Success is too often defined by money, power, and position, not by a life well lived.
So, what is a life well lived? I’m asking myself that. What would my life look like, if it was well lived?
I know that one of the things I struggle with is feeling that I have “enough”, or I have all I need, that I have the right things, and I don’t need more or different or better things. Sometimes I do need more, different or better things, but a lot of times, I don’t!
It’s so easy to use the language of “should” when talking about money and stuff. But I don’t find that “should” language helps me change very much. I think I need to better understand the roots of my feelings, in order to make conscious decisions and commitments, rather than being controlled under the table by my fears and whatever else I find in this process.
Dunham suggests seven “Graceful Living” concepts, and I’m going to attempt to work through them one at a time in upcoming posts. They are: abundance, frugality, simplicity, generosity, sustainability, justice, and Sabbath.
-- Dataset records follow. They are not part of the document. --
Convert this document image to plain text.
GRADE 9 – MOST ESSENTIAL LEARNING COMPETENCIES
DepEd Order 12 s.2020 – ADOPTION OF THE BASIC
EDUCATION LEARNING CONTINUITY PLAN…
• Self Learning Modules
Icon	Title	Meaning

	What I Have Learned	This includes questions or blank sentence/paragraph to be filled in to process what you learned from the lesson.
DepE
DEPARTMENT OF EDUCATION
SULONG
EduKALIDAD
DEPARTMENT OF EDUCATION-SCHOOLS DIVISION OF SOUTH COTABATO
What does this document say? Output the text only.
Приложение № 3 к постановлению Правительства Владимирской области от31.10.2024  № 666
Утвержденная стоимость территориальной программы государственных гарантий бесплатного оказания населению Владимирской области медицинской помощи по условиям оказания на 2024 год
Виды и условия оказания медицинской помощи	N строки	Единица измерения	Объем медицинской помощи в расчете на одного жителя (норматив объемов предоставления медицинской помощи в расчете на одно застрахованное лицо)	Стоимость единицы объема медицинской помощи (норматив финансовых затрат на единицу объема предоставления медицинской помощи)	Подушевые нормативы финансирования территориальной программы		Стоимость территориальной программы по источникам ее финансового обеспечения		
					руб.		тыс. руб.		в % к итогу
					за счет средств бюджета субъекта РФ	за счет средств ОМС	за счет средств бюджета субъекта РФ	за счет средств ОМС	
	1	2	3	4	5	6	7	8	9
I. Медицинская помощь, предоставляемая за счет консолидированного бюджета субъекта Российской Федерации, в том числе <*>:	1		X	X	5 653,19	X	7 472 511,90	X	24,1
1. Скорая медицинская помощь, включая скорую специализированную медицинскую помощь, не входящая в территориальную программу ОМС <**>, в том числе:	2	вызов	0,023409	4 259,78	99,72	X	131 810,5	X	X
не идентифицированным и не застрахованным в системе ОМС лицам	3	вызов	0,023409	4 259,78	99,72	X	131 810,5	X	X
~ This is part of a series reflecting on Laura Dunham’s book, Graceful Living: Your Faith, Values, and Money in Changing Times. ~
Americans who have chosen to spend time outside of their own country and culture for any length of time may have a very different perspective. I grew up in Canada and have lived in France, Mexico and England. They think differently about some of these issues.
The value system here insists that working harder and longer is somehow a wiser, better choice than living more simply in a smaller space — and having more time and energy for your friends, family, pets, other interests beyond working even harder to accumulate even more stuff to show how “productive” and “successful” you are. It works beautifully for the corporate interests whose political and economic power has only recently been called into question. But is it really how everyone wants to live? No!
I spent the evening last night with seven friends my age, (mid 50s, suburban NY), most of whom earn more than three times my income. They didn’t seem any happier, in their bigger homes with mortgages and high taxes, working at jobs they dislike. But bucking the system means knowing there IS another way and finding friends whose values match and validate yours. That’s not always easy here. People see me in a one bedroom apartment (owned) and feel sorry for me. I’m much happier with my choices than some of the people I’m supposed to be envying.